JOINT BASE LEWIS-MCCHORD, Wash. – In 2005, Master Sgt. Holly Graham started her Air Force career using her hands to fly satellites for the Air Force Space Command. With a raise of her right hand Feb. 9, she enlisted into the new Space Force.
“It was awesome that I got to start my career in space,” Graham said. “Now I can end my career in space.”
Graham, from Rogersville, Alabama, was one of four Airmen from the 627th Communications Squadron at Joint Base Lewis-McChord who transferred to become Guardians with the Space Force at a ceremony Feb. 9 at the McChord Field Theater.
The Space Force was established Dec. 20, 2019, as the newest branch of the U.S. armed forces.

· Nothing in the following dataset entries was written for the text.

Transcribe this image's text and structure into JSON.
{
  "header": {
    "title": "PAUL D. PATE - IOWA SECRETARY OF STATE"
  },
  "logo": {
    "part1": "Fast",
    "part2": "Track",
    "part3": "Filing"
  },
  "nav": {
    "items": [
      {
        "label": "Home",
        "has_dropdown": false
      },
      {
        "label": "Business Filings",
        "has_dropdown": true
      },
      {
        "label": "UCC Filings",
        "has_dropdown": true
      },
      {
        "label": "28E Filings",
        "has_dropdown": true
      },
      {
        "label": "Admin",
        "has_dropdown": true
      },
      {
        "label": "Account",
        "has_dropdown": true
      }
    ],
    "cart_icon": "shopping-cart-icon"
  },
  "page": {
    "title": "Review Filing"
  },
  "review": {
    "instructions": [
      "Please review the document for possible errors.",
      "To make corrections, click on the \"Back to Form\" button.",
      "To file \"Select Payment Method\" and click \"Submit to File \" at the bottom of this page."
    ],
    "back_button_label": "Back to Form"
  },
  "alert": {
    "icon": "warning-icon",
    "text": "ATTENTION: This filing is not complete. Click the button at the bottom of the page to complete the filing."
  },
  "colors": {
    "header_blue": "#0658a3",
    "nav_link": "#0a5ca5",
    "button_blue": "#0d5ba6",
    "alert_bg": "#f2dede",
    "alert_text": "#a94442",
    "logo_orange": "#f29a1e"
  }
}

When the Space Force was first announced, there was a lot of confusion and misunderstanding. One of those confused was Staff Sgt. Luis Gomez-Santana, who is from New York City.
“I didn’t get it since (the Air Force) already had a Space Command, but the more I looked into it and heard they were going to incorporate all of the services’ space-related programs into just one service – it just makes sense now,” Santana said before he enlisted in the Space Force. “Right now, I’m a (radio frequency) spectrum manager; I’m hoping to maintain the RFs for satellite connections. I’m just excited about the unknowns.”
Airman 1st Class Benjamin Tran said he was excited from the start when he heard about the Space Force. Just one year in the Air Force, the sky is literally the limit for the native of Rockford, Illinois.
“I hope to transfer to cyber defense in the Space Force,” Tran said. “I would like to be on the forefront on what we’re fighting right now. I want to help maintain and protect our nation’s information. I want to be on the foundation of a fledgling organization to help build up a powerful foundation to lay the ground work for the future.”
While the three others from the 627th CS were enlisting into the Space Force, 1st Lt. Donavan Moss, a 2018 Air Force Academy graduate, took the oath of office for the Space Force.
“When I was at the academy, I had an affinity for space. I got to spend a summer studying the space program – it was very interesting,” said Moss, who’s from Atlanta. “When the Space Force opened, I just felt I wanted to start something new in the cyber world. Now I get to support space, too. It’s an exciting time.”
On Jan. 13, the Secretary of the Air Force selected Redstone Arsenal, in Huntsville, Alabama, as the preferred location for the U.S. Space Command’s headquarters. The final determination is expected to be announced in the spring of 2023.
Huntsville is the location of NASA’s Marshall Space Flight Center where scientists and engineers worked on the Saturn V rockets that propelled 24 NASA astronauts to the moon from 1968 to 1972.
The location of the new U.S. Space Command headquarters caught Graham’s attention.
“My grandfather worked on the Saturn V rockets in Huntsville, and my hometown of Rogersville is just 45 minutes away,” Graham said. “I’ll have to be sure to tell the Space Force assignment office that if they need someone to go to Huntsville, I’ll go.”